— Врешь, сукин барсук! Ты ряженая Колонтайша. Я тебя на иерусалимской осине вздерну!

Но левая нога, подумав, не сошлась — свернулась, как перочинный ножик. Поручик шлепнулся. Егорыч уцелел. А после, красные его шпыняли. А после был Махно. А после снова белые. Волынка. Выжил. Пожалуй всё, что от Халчака осталось — копер и борода Егорыча. Враг-сатана и страстотерпец в овчине.

2

Во всей России — страсти. Христос один, и несколько часов. А здесь сто пятьдесят миллионов, года. Мстят небо и земля, правительства, крахмальные воротнички, философы, паровозы — все мстят. За «трах», глухую ночь, когда среди гранитов пролились шрапнели, кровь и сумасшедшая, неслыханная нежность. Сводки. Едят собак, кошек. Мало — еще помет. Еще — дочь, отец. Еще — киргиз какой-то съел седло, распух и громко лопнул. Еще — ком земли. И говорят — пятнадцать лет дождя не будет. Напрасно жадным глазом щупать барометр. Хотели всех обнять — Киренко помнит — «а мы, мы, Эйфелева, Науэн и многие иные, вас запрем, оттиснем, чтоб была Сахара, лопнувший киргиз и пустота». Поля, дома, сердца — и всюду засуха. И всюду стрелка не падет на миллиметр. Вот месть за ртутного владыку Вандэнмэра!

3

Другая стрелка дрогнула. Кремлевский дворец. Бронзовые люстры. Рваное пальтишко. Цифры. Стучащие короткие слова. Железный дятел долбит: политбюро, цик, главлес, и снова — цик, цека, цеке. Большие люстры. Ярко, празднично глядит окно на мертвое Замоскворечье. Но в зале — тоска. Вдруг дятел смолк, и «це» и «че» упали. Тихо. Тогда далекий шар — как некогда, давно, быт может, до потопа — усмехаясь, начинает:

— Ясно… необходимо… концессии… аренды… иностранный капитал…

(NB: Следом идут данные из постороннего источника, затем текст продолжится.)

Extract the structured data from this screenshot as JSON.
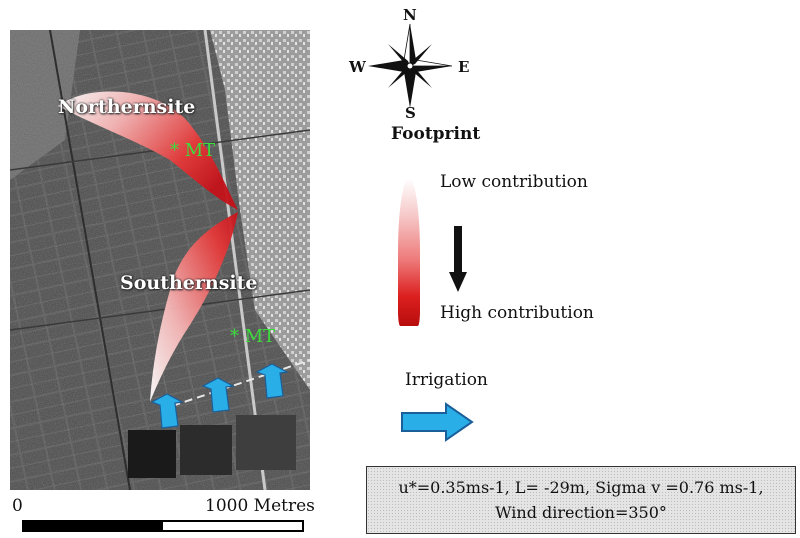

Да, ясно! И никто не возражает. Снова дятел, скрип секретаря. Формулировать. Объяснить причины. В разных головах-шарах, квадратах, яйцах — проходит: вот и всё… — конечно Термидор… объективные условия… не поддержали… отступление… Впрочем, надо жить и бодро, вслух — на время, повоем еще, передышка. Но на длинном столе, положив голову на рыхлую кипу докладов, лежит прекрасная, пустая, неживая та, что родилась в октябрьскую ночь, играла королями и мощами, била, как стаканы, города и веры, раненая у Перекопа и Халчака еще задорней, веселей смеялась, в каморках на Благуше героически четыре года голодала, та, что хотела всё. Лежит. И зал ей — гроб, и Кремль — могила, и вся Ресефесер — кладбище.

И бодрый шар — роняя цифры, звуки-стуки, готов своей умученной, простреленной, передышавшей грудью прижаться к затерявшейся в бумагах и в снегах — её безумной зацелованной руке.